2003年にフルモデルチェンジ。この世代からルノーでの自社開発となった。伝統の広い室内に7席のシートと多彩なシートアレンジを持ちながら、世界的権威をもつヨーロッパの衝突安全テスト「ユーロNCAP」において最高評価の5つ星を獲得しているなど、高い実用性と安全性を両立している。
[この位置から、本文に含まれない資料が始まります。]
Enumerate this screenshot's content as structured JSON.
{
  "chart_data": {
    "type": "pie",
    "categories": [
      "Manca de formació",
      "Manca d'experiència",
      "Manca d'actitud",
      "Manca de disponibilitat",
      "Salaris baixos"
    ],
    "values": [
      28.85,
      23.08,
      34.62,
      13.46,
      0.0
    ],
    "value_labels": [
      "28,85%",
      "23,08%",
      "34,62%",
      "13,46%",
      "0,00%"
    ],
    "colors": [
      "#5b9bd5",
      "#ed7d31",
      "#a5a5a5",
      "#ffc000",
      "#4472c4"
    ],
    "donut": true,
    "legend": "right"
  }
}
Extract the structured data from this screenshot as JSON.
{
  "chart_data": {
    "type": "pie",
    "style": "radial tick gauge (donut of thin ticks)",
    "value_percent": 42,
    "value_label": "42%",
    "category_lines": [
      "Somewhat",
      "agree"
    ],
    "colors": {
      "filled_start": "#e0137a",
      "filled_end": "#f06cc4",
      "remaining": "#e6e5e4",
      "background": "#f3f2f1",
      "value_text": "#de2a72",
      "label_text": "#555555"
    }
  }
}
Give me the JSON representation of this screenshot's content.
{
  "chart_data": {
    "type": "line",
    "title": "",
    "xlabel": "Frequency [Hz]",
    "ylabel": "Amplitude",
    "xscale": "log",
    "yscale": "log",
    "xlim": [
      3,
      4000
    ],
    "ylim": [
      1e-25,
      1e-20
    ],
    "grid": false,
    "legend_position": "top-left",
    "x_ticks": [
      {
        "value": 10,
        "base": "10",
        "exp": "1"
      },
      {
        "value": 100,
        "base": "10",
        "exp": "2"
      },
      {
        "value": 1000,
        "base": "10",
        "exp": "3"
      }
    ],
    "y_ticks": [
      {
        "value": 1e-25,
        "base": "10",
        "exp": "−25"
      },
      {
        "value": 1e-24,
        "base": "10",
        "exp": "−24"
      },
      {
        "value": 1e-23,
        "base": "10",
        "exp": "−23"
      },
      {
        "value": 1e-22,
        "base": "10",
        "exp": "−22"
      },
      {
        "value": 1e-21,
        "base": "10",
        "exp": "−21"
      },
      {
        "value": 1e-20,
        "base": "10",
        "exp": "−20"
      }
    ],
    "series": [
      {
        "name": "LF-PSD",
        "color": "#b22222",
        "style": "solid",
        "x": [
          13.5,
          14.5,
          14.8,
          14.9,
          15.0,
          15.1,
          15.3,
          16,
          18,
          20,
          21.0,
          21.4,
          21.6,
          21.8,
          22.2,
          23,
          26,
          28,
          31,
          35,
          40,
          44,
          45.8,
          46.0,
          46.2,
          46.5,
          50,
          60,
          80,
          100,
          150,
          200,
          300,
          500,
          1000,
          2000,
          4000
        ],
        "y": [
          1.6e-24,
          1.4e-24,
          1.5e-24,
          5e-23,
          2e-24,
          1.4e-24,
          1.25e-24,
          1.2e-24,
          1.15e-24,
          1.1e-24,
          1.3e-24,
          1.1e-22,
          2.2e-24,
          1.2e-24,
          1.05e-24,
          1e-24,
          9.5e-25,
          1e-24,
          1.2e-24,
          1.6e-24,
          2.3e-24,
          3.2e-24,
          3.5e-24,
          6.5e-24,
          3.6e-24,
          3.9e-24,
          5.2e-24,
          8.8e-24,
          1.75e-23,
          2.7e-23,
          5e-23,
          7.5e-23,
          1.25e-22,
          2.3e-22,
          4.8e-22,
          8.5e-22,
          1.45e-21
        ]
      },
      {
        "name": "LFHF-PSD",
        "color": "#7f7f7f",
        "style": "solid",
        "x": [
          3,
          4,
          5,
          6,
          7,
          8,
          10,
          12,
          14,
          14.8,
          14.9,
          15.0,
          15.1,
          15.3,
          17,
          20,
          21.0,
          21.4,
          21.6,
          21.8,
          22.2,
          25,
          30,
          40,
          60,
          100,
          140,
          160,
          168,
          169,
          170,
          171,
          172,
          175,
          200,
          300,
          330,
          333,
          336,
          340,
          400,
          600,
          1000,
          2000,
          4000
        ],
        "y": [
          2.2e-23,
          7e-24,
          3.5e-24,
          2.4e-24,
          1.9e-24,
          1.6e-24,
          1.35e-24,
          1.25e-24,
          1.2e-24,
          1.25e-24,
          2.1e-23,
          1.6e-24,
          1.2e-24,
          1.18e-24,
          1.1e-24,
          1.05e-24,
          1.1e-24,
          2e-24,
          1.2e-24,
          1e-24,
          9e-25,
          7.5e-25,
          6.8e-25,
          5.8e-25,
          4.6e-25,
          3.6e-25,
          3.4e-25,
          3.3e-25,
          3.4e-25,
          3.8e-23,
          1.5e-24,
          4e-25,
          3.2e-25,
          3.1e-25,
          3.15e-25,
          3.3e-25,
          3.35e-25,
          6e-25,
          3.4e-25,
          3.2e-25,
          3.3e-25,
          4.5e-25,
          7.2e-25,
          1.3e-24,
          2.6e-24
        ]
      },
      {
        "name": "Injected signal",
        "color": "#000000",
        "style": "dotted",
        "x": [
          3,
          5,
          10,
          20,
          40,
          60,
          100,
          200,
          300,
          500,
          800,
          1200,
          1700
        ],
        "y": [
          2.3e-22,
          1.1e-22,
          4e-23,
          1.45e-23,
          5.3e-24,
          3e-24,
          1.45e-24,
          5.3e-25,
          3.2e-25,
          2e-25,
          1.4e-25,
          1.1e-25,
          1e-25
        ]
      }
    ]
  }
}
エンジンは3.5L V型6気筒日産ガソリンエンジンと、直列4気筒で1.9、2.0、2.2Lのいすゞディーゼルエンジン5種類がある。

2006年にマイナーチェンジを実施してフェイズ2となり、2.0Lのガソリンと3.0LのdCiディーゼルエンジンが追加される。

2010年にマイナーチェンジを実施してフェイズ3となり、LEDライトの採用を始め外装を一部変更し装備の充実も図られる。

2011年に右ハンドル仕様の生産が中止され、イギリスを始めとする右ハンドル市場では販売中止となる。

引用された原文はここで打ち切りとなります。